The German Cancer Aid has responded with praise to Mortler's initiative to ban tobacco advertising in Germany. Her initiative failed and nothing happened in this issue until April 2015. By 2014 they wanted to "hold intensive discussions in the federal government", she said in a Die Zeit article. In 2018, Mortler criticized the portrayal of smoking in television and film programs that received public funds and urged the German film industry to produce fewer scenes involving cigarettes.

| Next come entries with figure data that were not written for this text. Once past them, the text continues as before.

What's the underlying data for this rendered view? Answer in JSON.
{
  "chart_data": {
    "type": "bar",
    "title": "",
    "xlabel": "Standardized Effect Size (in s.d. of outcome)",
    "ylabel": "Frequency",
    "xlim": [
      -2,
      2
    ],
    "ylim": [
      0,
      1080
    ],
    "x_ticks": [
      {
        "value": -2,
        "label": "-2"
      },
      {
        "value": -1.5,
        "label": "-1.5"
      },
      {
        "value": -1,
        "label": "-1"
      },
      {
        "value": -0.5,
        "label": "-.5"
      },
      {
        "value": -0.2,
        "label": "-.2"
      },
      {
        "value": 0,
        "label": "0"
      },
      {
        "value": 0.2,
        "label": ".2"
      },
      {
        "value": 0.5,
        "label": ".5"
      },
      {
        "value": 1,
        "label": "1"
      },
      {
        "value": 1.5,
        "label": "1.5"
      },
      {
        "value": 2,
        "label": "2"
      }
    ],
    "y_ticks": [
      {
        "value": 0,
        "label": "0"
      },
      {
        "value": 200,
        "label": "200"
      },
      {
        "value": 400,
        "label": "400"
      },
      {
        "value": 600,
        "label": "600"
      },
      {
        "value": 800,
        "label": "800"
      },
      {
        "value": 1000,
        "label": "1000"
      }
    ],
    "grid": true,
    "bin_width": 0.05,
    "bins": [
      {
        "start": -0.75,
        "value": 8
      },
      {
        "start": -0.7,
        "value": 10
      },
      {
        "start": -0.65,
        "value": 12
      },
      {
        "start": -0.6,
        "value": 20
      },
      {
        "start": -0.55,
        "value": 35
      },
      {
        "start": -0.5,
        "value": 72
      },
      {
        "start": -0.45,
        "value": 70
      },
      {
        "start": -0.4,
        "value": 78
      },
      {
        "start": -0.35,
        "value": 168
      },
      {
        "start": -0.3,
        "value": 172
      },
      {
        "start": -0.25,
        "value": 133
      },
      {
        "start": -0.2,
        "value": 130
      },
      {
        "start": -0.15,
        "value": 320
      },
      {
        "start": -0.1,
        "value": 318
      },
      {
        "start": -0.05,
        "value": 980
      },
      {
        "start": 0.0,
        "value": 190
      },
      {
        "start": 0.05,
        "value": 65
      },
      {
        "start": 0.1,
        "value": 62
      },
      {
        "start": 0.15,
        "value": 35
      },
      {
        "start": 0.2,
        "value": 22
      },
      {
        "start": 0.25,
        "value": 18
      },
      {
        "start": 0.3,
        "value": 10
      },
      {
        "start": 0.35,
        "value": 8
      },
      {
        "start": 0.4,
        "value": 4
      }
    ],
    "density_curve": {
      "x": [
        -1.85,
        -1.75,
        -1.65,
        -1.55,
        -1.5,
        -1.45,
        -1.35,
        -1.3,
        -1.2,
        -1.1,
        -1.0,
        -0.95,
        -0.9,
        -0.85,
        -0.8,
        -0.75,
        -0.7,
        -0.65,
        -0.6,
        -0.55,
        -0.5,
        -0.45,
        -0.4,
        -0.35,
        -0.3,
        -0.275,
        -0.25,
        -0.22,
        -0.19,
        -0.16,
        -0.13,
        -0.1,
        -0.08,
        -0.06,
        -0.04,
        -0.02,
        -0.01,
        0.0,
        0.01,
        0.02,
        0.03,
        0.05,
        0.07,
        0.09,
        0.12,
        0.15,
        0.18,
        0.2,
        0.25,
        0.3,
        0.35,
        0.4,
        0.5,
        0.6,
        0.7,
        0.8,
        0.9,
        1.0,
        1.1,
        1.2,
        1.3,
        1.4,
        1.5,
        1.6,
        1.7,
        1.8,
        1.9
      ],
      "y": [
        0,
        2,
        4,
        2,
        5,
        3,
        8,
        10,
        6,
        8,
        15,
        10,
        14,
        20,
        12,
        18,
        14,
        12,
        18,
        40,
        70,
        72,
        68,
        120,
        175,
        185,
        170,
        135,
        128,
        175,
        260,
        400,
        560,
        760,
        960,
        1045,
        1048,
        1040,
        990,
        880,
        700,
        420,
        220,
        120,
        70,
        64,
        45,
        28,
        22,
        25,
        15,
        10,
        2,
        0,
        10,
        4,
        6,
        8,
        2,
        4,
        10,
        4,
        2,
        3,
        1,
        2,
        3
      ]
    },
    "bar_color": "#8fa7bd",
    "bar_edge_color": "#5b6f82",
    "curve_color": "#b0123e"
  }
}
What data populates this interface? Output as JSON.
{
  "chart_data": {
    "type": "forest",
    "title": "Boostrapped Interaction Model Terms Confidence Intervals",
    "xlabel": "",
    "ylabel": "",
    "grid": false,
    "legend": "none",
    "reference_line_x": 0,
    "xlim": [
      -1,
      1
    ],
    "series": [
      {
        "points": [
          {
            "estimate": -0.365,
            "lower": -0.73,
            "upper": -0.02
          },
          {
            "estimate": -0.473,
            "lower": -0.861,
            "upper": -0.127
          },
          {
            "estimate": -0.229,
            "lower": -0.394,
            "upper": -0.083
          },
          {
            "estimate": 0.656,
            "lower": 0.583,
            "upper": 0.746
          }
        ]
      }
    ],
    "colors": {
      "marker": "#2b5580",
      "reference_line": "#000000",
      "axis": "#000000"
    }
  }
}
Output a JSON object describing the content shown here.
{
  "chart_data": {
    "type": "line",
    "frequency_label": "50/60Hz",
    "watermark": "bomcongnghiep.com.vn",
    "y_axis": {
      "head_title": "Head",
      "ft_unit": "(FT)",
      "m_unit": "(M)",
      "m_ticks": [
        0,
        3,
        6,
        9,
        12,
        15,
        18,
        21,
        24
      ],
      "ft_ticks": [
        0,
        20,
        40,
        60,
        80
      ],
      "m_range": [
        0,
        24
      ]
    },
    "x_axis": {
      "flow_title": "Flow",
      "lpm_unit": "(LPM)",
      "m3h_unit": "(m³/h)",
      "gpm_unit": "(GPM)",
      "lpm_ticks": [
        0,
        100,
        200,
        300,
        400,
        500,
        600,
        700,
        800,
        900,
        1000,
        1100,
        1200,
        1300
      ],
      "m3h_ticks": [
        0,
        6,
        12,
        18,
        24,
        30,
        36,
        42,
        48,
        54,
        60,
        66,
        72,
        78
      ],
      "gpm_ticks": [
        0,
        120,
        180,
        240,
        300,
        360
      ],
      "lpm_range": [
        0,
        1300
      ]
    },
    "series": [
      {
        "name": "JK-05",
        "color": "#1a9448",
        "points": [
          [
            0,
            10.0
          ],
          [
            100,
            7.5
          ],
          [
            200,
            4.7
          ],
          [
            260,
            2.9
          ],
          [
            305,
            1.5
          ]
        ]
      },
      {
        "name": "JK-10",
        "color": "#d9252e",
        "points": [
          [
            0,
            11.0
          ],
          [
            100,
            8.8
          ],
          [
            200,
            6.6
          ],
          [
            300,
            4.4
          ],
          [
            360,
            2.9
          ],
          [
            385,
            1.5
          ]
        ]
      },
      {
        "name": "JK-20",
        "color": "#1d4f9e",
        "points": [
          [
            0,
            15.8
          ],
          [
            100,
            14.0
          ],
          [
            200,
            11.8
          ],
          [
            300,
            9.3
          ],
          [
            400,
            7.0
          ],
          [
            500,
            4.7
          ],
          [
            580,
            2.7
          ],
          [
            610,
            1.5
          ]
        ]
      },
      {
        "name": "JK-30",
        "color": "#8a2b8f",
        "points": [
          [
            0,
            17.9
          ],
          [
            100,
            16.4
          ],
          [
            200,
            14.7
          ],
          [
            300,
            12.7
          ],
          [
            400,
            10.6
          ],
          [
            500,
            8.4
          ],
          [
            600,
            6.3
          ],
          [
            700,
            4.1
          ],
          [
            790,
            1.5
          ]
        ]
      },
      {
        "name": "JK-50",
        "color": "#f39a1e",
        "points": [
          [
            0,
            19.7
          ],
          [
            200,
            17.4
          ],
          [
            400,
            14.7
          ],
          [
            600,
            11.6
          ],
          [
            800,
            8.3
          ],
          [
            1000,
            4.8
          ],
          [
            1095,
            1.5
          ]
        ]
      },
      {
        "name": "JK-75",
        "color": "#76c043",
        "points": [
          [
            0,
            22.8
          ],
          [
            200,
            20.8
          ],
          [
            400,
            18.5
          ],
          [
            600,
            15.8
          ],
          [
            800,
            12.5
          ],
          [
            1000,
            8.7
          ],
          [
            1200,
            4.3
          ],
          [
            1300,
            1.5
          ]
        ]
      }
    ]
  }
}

By early 2015, Mortler came under heavy criticism which mostly arose from social media. Under the Twitter hashtag #Mortler and on Facebook many concerned individuals and organizations voiced their discontent with the commissioner. A petition which called for her resignation garnered over 14,000 votes within a few days. She was criticized for incompetence, an inappropriate qualification in "rural home economics" (German: Meisterin der Ländlichen Hauswirtschaft) for the job, having a double standard (because of her promotion of alcohol consumption) and a preoccupation concerning suggestions about cannabis legalization. A main point of criticism are her justifications for the illegality of cannabis in contrast to the legality of alcohol - in interviews she stated that (translated) "in contrast to Cannabis alcohol is part of our culture" and "Because Cannabis is an illegal drug. Full stop." Due to the severe criticism, Mortler deleted her Facebook account.

==Personal life==
Mortler is Protestant. She was married to her husband Siegfried Mortler from 1975 until his death in June 2017. She is the mother of three children.